Ms. Williams also claims that Owners' failure to explain its offers of $50,000 and $75,000 showed bad faith. But the correspondence between Owners and Ms. Williams demonstrated that Owners had questions about her medical and wage loss claims. Upon receipt of additional documentation after making the $50,000 offer, Owners increased its offer to $75,000. And if Ms. Williams was confused about the basis for the offer, she could have asked, but there is no indication that she did.
Ms. Williams relies on Colo. Rev. Stat. § 10-3-1104(1)(h)(XIV), which lists as an unfair or deceptive insurance practice a failure to promptly explain the basis for a settlement offer.

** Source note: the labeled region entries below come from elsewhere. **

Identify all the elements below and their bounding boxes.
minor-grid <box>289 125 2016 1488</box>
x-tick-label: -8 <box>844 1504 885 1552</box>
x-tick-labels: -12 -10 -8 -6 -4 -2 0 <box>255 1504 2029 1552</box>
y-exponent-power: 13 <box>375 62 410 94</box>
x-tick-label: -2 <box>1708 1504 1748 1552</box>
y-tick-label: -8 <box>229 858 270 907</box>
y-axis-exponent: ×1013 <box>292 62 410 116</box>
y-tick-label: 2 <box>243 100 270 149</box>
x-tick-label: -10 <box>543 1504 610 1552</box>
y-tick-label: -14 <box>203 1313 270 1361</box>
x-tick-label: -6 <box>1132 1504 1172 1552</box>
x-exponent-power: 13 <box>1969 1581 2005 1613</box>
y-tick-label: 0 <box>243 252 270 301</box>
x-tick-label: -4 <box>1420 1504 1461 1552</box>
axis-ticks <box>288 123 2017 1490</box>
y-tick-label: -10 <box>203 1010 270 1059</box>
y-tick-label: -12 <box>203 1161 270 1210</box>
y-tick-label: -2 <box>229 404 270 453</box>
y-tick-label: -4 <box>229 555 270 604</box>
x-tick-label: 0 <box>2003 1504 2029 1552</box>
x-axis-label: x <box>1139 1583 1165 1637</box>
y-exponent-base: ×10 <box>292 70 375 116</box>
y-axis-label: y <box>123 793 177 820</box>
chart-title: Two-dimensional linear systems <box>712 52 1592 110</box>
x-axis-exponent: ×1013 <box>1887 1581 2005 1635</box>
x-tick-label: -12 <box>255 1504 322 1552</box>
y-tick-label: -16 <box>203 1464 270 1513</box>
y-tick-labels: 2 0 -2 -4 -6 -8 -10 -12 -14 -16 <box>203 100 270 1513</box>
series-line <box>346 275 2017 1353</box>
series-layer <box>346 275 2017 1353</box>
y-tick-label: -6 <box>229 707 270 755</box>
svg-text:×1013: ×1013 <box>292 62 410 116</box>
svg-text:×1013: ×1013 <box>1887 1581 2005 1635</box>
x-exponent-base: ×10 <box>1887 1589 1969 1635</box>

Even if it applied to our facts, this section does not create a private right of action. Colo. Rev. Stat. § 10-3-1114. --------
We next address Ms. Williams's claim that Owners' agent acted unreasonably and in bad faith by not consulting a medical professional to resolve her concerns about Ms. Williams's claim for damages related to medical expenses. Ms. Williams again relies on her expert witness's opinion. Mr. Levin opined that as a layperson, the agent evaluating a claim must have a reasonable basis for rejecting the claim and may not reject a treating physician's statement without first consulting a medical professional. But Mr. Levin did not state whether this procedure was an industry standard, a condition imposed by law, or merely his personal opinion of how this claim should have been handled. Moreover, when asked whether the Owners agent had the capacity or training to evaluate a medical claim without consulting a medical professional, Mr. Levin replied, "She may or she may not." Aplt. App. at 106. Mr. Levin did not explain how Owners' evaluation of the claim was deficient. Consequently, this opinion does not demonstrate that Owners unreasonably or in bad faith challenged Ms. Williams's medical claim or that Owners violated industry standards.
Last, we consider Ms. Williams's claim that Owners' record-keeping was inadequate. Mr. Levin stated that industry standards require an insurer to keep detailed records concerning a claim and that Owners' internal records did not meet this standard. He did not opine, however, that this failure had any impact on Owners' actions toward Ms. Williams. Thus, Ms. Williams has not shown that Owners' inadequate record-keeping resulted in any unreasonable actions toward her.
C. Expert Witness Testimony
Ms. Williams takes issue with the district court's treatment of her expert witness's testimony, asserting that the court interpreted and weighed the testimony in the light most favorable to Owners. She argues that once the court received Mr. Levin's testimony on summary judgment as an expert under Fed. R. Evid. 702, the court should have presumed that his opinions espoused industry standards. Ms. Williams has cited no legal authority for this position. The district court carefully reviewed the testimony to determine whether Mr. Levin was, in fact, describing industry standards, which was part of Ms. Williams's burden. Based on our de novo review, we perceive no error.
The judgment of the district court is affirmed.